Serving Proudly As The Voice Of Valley County Since 1913

Daines Talks Issues with Community Leaders, Visits NE MT Veterans' Memorial

U.S. Senator for Montana Steve Daines visited Glasgow last week on June 1, to meet with community leaders and talk about issues such as education, long-term care, infrastructure and energy. Daines commented that the meeting, "really covered from the cradle to the grave and everything in between."

Representatives from various agencies, the hospital, the school board, Prairie Ridge, the Valley County Sheriff's Office and Frances Mahon Deaconess Hospital as well as business owners and elected officials attended to talk about the issues concerning Valley County, rural Montana and the Glasgow community.

The Senator engaged those participants asking for clarity and seeking policy solutions and suggestions he could take back to Washington for action. The first issue raised by County Commissioner Bruce Petersen was mental health access. COO of Frances Mahon Deaconess Hospital Ellen Guttenberg took on the task of discussing critical access funding, mental health in the region and the issue of Medicaid funding for many of the programs. Guttenberg spoke out about Medicaid funding and proposals for that program. Specifically, she addressed per capita and block grant funding saying, "neither of those work very good for Montana. Obviously, per cap (per capita) is a no brainer why that doesn't work for Montana. The block grant funding seems like a good idea but what we've seen is when that funding is given to the state's health care it's an easy target. Mental health is a good place to make cuts, nursing homes are a good place to make cuts, so a block grant funding kind of puts the health care industry at risk."

Daines responded to Guttenberg's concerns saying, "The challenge we have right now in Medicaid is there really isn't any budget. It is this open-ended unsourced funding(...) So here's the problem, there really aren't much incentives for the state to find smarter ways to spend Medicaid dollars, to reign in waste, fraud and abuse that does incur in that program. They're not accountable, so there is no budget(...) So, we've got to figure out how to manage that better. To keep that viable long-term."

Daines went on to discuss health care in broader terms before speaking emphatically about the loss of critical access funding in the region, "If you lose your critical access, you lose your health care. You lose your seniors who were going to retire here because they have to go elsewhere to get better health care. I think you have to have that for the community really to stay viable as a community."

Other topics prompted by the Superintendent of Frazer Schools Melanie Blunt-Cole revolved around meth and opiate use, especially on or around the Fort Peck Indian Reservation and in those schools. Undersheriff Luke Strommen took the topic to task discussing with the Senator the need for more patrolmen and deputies to take on the growing issue of drug related crime in the county. The law enforcement officer said, "I can draw a straight line from almost every felony case I have worked in my career to drugs," Strommen added later, "We really just need more boots on the ground in Valley County."
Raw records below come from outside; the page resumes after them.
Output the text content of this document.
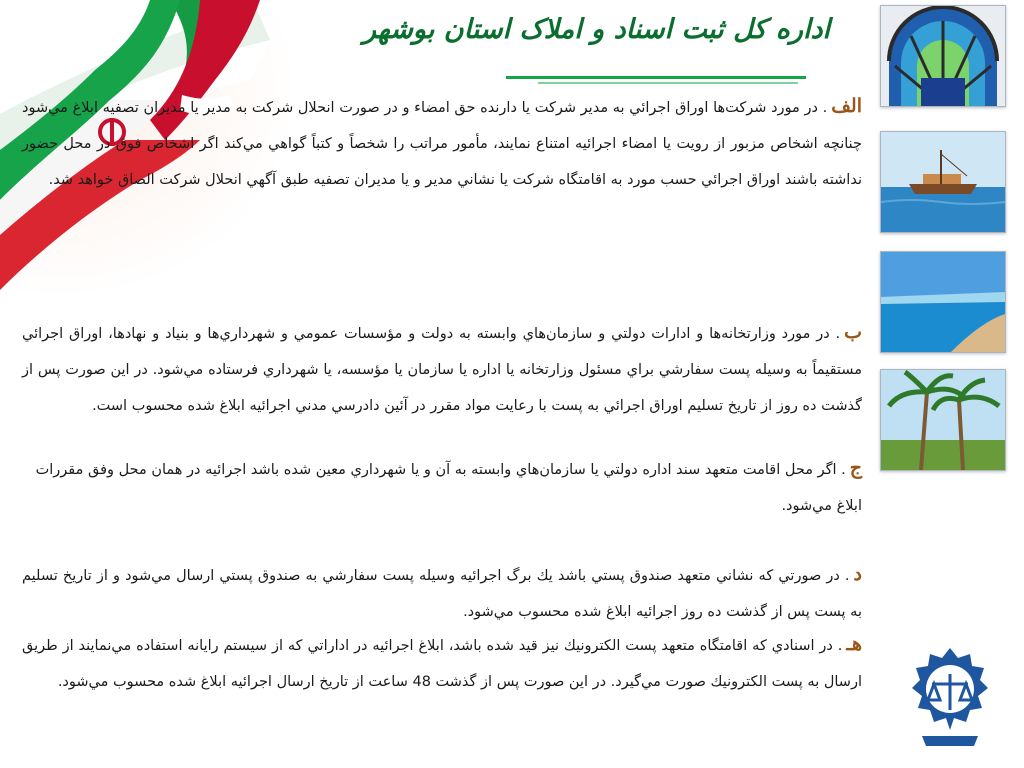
اداره کل ثبت اسناد و املاک استان بوشهر

الف. در مورد شرکت‌ها اوراق اجرائي به مدير شرکت يا دارنده حق امضاء و در صورت انحلال شرکت به مدير يا مديران تصفيه ابلاغ مي‌شود چنانچه اشخاص مزبور از رويت يا امضاء اجرائيه امتناع نمايند، مأمور مراتب را شخصاً و كتباً گواهي مي‌كند اگر اشخاص فوق در محل حضور نداشته باشند اوراق اجرائي حسب مورد به اقامتگاه شرکت يا نشاني مدير و يا مديران تصفيه طبق آگهي انحلال شرکت الصاق خواهد شد.

ب. در مورد وزارتخانه‌ها و ادارات دولتي و سازمان‌هاي وابسته به دولت و مؤسسات عمومي و شهرداري‌ها و بنياد و نهادها، اوراق اجرائي مستقيماً به وسيله پست سفارشي براي مسئول وزارتخانه يا اداره يا سازمان يا مؤسسه، يا شهرداري فرستاده مي‌شود. در اين صورت پس از گذشت ده روز از تاريخ تسليم اوراق اجرائي به پست با رعايت مواد مقرر در آئين دادرسي مدني اجرائيه ابلاغ شده محسوب است.

ج. اگر محل اقامت متعهد سند اداره دولتي يا سازمان‌هاي وابسته به آن و يا شهرداري معين شده باشد اجرائيه در همان محل وفق مقررات ابلاغ مي‌شود.

د. در صورتي كه نشاني متعهد صندوق پستي باشد يك برگ اجرائيه وسيله پست سفارشي به صندوق پستي ارسال مي‌شود و از تاريخ تسليم به پست پس از گذشت ده روز اجرائيه ابلاغ شده محسوب مي‌شود.

هـ. در اسنادي كه اقامتگاه متعهد پست الكترونيك نيز قيد شده باشد، ابلاغ اجرائيه در اداراتي كه از سيستم رايانه استفاده مي‌نمايند از طريق ارسال به پست الكترونيك صورت مي‌گيرد. در اين صورت پس از گذشت 48 ساعت از تاريخ ارسال اجرائيه ابلاغ شده محسوب مي‌شود.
Education funding in the region was also discussed with Daines citing the lack of state and federal funding and the lack of pay to recruit teachers to the area. Infrastructure was brought up and representatives from the county talked through the issues with the city levy and the Army Corps of Engineers and Federal Emergency Management Agency standards for that levy.

Following the discussion Senator Daines made his way out to Fort Peck to tour the Northeast Montana Veterans' Memorial. He was greeted and provided information on the fundraising, design and construction of the monument by the veterans, engineers and construction crews that performed the work of making the monument a reality.

While there Daines also dedicated a tile for his father, who served in the United States Marine Corps.